The music-video streaming giant has no immediate plans to launch an SVOD service, but a spokesperson suggested it wasn't out of the question.
December 7, 2015

Since its launch in 2011, Showyou has made a name for itself as an app maker and content-creation tool in the connected TV market. But it is the company’s recent move to give users the ability to create their own channels through subscription and transactional VOD models that has won it more than just attention.

Vevo, the music-video powerhouse, confirmed Dec. 7 it has acquired Showyou. Vevo did not specify the monetary value of the deal.

However, in an email to StreamDaily, Jon Carvill, VP of communications, suggested a Vevo-owned SVOD service is not out of the question.

“While the company has not announced any plans to launch a subscription service, the acquisition of Showyou does provide more capabilities for monetization as we explore new growth opportunities in the future,” he said.

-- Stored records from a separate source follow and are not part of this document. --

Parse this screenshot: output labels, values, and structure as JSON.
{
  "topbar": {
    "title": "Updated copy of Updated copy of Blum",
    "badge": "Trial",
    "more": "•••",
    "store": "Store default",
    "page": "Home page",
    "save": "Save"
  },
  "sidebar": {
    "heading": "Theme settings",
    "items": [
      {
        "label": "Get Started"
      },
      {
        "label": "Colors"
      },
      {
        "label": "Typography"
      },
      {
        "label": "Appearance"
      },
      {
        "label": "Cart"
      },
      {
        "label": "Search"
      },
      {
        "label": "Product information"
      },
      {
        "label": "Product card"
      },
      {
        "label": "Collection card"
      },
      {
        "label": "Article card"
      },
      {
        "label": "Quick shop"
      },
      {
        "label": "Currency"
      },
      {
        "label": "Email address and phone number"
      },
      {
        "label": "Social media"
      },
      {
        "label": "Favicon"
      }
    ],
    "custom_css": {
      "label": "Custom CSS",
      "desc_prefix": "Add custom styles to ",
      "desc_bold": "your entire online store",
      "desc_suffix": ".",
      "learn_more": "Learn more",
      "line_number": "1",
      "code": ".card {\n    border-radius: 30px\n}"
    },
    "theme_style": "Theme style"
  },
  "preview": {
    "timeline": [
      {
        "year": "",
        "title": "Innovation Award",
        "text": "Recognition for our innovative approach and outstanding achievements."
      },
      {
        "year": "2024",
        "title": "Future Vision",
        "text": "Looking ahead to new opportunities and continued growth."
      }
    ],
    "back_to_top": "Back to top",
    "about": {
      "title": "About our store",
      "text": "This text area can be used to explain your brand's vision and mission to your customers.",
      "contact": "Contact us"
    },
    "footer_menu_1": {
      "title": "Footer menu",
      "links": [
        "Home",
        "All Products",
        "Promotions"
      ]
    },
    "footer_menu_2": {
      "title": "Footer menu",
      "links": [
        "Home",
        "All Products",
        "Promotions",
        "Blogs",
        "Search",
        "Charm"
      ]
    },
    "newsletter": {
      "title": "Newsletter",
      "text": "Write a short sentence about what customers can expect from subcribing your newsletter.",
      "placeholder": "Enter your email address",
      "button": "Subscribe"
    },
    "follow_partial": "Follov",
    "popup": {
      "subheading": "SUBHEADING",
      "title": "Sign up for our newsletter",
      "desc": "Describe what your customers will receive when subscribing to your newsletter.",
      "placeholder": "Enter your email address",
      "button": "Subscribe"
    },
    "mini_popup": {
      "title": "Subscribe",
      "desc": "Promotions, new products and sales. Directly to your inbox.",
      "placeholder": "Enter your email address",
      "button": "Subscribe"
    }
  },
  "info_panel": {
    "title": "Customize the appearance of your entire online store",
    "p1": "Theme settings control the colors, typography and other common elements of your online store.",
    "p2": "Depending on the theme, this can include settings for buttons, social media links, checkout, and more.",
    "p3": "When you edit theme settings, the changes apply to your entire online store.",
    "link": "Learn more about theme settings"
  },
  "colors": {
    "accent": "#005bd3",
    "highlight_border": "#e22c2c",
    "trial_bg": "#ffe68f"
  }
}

More immediately, the deal signals Vevo’s intentions to aggressively strengthen its ability to better connect its worldwide music fanbase with content and the artists and create more relevant recommendations for future video streaming.

Vevo’s streaming reach across a library of 150,000 HD music videos, original programming and live-concert performances currently drives more than 12 billion monthly views globally via desktop, mobile app, connected TV and linear channel Vevo TV. Additionally, Vevo syndicates its catalogue to dozens of sites across the web.

The company is looking to drive up those viewer numbers, and, according Carvill, the Showyou acquistion is seen as an important part of “ensuring we have a platform that can retain them.”

It made more sense to acquire Showyou’s talent and technology versus trying to build it on its own, he said. “We believe what will set us apart in future on our products is building experiences that are unbelievably easy to onboard, curate and discover the most relevant content while allowing for new ways for artists and the audience to connect with one another.”

No further details on how the acquisition will further Vevo’s growth strategy were available at press time.

Showyou was first launched in 2011 with a focus on creating apps for mobile, TV and the web that were designed to make it easier for viewers to discover and curate the content they want to watch.

In 2014, the company added channel options for creators to sell their content via on-demand models, similar to Netflix (SVOD) or Vimeo (transaction). According to a report in TechCrunch, content owners are able to set their own prices for subscriptions or transactional purchases, of which Showyou takes a 20% cut of all sales. Subscribers can also browse videos within the channels, “and channel owners will be able to add their videos to different genres or groups to help users discover some they’d like to watch,” the article states.

On its website, it lists content partners including The Onion, Vice Media, and CollegeHumor.

By combining forces with Vevo, Showyou founder and president Mark Hall said in a statement his company will be able to create new products tailored to drive connection between music fans and artists.

Earlier this year, a Vevo survey of its U.S. fanbase found a core demographic of 18 to 34 year olds are largely responsible for driving the average 10 million monthly views on YouTube.